A decisão do recém-empossado Congresso de El Salvador em destituir os cinco magistrados da Suprema Corte e o procurador-geral do país, na madrugada de domingo (2), já gerou um choque entre poderes. Logo depois da votação, o Judiciário classificou a medida como inconstitucional.
Na votação, 64 dos 84 deputados salvadorenhos acataram a troca, alinhada com o presidente Nayib Bukele. Os substitutos foram empossados imediatamente, registrou a Associated Press.
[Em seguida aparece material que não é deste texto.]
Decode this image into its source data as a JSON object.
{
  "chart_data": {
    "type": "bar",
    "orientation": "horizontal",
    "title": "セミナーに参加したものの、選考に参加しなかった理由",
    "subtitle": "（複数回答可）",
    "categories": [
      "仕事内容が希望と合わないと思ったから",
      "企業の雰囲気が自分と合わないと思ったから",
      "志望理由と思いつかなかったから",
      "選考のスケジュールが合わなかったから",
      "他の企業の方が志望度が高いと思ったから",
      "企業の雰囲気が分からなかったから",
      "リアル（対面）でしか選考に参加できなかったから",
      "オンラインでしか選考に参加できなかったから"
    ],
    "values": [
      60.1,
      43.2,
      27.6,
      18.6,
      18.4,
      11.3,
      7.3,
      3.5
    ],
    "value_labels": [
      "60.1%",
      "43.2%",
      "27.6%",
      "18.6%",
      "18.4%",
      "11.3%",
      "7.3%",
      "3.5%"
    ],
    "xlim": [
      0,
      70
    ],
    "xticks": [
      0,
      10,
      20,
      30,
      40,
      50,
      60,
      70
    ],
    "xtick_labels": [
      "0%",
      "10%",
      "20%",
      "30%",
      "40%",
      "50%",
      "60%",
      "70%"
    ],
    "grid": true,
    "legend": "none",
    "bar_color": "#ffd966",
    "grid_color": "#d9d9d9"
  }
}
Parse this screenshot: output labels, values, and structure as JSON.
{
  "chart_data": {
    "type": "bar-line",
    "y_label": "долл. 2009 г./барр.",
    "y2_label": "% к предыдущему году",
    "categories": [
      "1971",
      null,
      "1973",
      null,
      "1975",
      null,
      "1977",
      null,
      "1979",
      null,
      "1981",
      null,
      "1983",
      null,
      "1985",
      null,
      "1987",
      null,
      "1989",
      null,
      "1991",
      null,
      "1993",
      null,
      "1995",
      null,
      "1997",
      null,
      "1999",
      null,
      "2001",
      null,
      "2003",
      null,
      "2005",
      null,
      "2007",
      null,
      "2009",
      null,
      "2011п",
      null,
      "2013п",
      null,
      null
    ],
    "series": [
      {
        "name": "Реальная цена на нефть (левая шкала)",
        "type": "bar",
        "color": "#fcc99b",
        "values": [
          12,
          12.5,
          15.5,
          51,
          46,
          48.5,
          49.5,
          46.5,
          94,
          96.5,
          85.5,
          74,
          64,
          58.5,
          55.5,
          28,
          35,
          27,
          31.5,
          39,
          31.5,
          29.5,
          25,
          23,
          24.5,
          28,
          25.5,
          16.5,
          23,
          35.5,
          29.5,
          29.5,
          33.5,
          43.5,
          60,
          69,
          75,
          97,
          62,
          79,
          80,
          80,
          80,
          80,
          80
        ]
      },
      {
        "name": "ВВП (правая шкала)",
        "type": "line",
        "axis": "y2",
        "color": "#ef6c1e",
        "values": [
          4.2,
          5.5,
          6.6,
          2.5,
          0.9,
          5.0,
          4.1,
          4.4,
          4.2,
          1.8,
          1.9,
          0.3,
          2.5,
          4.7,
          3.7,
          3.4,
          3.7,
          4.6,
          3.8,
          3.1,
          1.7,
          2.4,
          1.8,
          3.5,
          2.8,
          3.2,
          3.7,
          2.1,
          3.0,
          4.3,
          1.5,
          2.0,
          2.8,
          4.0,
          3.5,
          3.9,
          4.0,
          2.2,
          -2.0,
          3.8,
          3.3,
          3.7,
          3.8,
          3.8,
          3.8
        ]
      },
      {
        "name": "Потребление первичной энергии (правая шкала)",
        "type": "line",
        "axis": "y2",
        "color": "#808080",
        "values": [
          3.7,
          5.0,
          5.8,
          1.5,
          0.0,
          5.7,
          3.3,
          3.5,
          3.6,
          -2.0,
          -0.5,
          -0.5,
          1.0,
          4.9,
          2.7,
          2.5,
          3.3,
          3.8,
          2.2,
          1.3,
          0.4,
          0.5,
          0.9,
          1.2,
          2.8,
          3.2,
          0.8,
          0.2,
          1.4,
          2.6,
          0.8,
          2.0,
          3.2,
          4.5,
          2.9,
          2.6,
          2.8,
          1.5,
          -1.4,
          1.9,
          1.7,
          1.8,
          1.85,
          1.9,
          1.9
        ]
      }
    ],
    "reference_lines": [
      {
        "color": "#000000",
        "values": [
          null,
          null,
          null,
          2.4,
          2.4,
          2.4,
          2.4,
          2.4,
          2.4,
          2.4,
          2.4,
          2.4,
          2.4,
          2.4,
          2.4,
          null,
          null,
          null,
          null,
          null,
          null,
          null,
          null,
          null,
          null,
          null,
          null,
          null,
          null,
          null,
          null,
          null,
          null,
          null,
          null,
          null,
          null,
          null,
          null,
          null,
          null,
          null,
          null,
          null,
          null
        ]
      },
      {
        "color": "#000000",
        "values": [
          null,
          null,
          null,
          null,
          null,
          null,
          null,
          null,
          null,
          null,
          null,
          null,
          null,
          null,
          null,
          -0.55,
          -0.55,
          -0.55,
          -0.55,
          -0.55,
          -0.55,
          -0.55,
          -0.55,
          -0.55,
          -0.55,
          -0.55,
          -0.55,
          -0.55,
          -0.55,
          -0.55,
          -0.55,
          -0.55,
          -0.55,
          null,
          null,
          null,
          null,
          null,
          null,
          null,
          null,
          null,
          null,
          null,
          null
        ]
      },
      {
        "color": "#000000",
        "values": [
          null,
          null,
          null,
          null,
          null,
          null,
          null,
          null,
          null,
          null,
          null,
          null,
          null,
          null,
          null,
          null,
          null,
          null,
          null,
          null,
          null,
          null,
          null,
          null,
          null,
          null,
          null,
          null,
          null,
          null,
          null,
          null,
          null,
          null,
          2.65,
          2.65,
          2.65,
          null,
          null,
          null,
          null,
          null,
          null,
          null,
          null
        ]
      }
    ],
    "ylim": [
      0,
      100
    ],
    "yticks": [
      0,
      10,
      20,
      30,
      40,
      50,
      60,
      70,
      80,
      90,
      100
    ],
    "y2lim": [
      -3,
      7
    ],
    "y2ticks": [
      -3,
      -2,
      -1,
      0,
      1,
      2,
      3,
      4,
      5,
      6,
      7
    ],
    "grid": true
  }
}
A decisão ocorreu no mesmo dia da posse dos legisladores do partido Nuevas Ideias, de Bukele, eleitos em 28 de fevereiro.
“É um despendimento que não é precedido das garantias processuais necessárias”, disse a resolução da Câmara Constitucional, pouco depois da votação. Magistrados apontam que houve uma tentativa ilegal de impeachment – neste caso, uma forma de coação do Executivo. Bukele já desobedeceu a várias resoluções do órgão.
Não demorou para que a comunidade internacional se pronunciasse sobre o “autogolpe”. O secretário de Estado dos EUA, Antony Blinken, expressou “grande preocupação” em um telefonema a Bukele. Em comunicado, Washington destacou seu compromisso com o país desde que haja o fortalecimento às instituições democráticas.
A administração de Joe Biden já citou a corrupção em El Salvador, Guatemala e Honduras como uma das principais causas para o aumento do fluxo de migrantes na fronteira com o México. A violência e a pobreza forçaram um fluxo significativo de latinos que buscam visto para viver nos EUA.
A relação é diferente da concedida pelo ex-presidente Donald Trump em seus anos de mandato. O Pentágono forneceu recursos para o combate do narcotráfico enquanto os dois chefes de Estado estreitavam relações graças às suas afinidades ideológicas. “Com todo o respeito, estamos limpando nossa casa e isso não é responsabilidade sua”, escreveu o presidente no Twitter.
Bukele ainda expressou satisfação com a sessão de estreia da bancada de seu partido. “Eu sei que eles não podem fazer tudo em um dia. Sei que a maioria dos salvadorenhos está ansiosa para um segundo encontro”.
Destituição
A OEA (Organização dos Estados Americanos) também condenou Bukele, que ancorou o discurso dos legisladores salvadorenhos contra a Suprema Corte por “falta de transparência”. Os cinco juízes destituídos eram protagonistas no tribunal de 15 membros e estavam entre os poucos controles restantes à expansão do poder do presidente.
Bukele e seus aliados acusam os magistrados de impedir a estratégia de saúde do governo em meio à pandemia da Covid-19. O legislativo ainda deve pedir pela demissão do Procurador dos Direitos Humanos, Apolônio Tobar.
A constituição de El Salvador define que a destituição desses funcionários só pode ocorrer por “motivos legais” com o voto de dois terços dos deputados eleitos. O partido de Bukele, Nuevas Ideias, foi o mais votado nas eleições de 28 de fevereiro. A sigla governa 152 dos 262 municípios do país e tem 56 cadeiras no Congresso.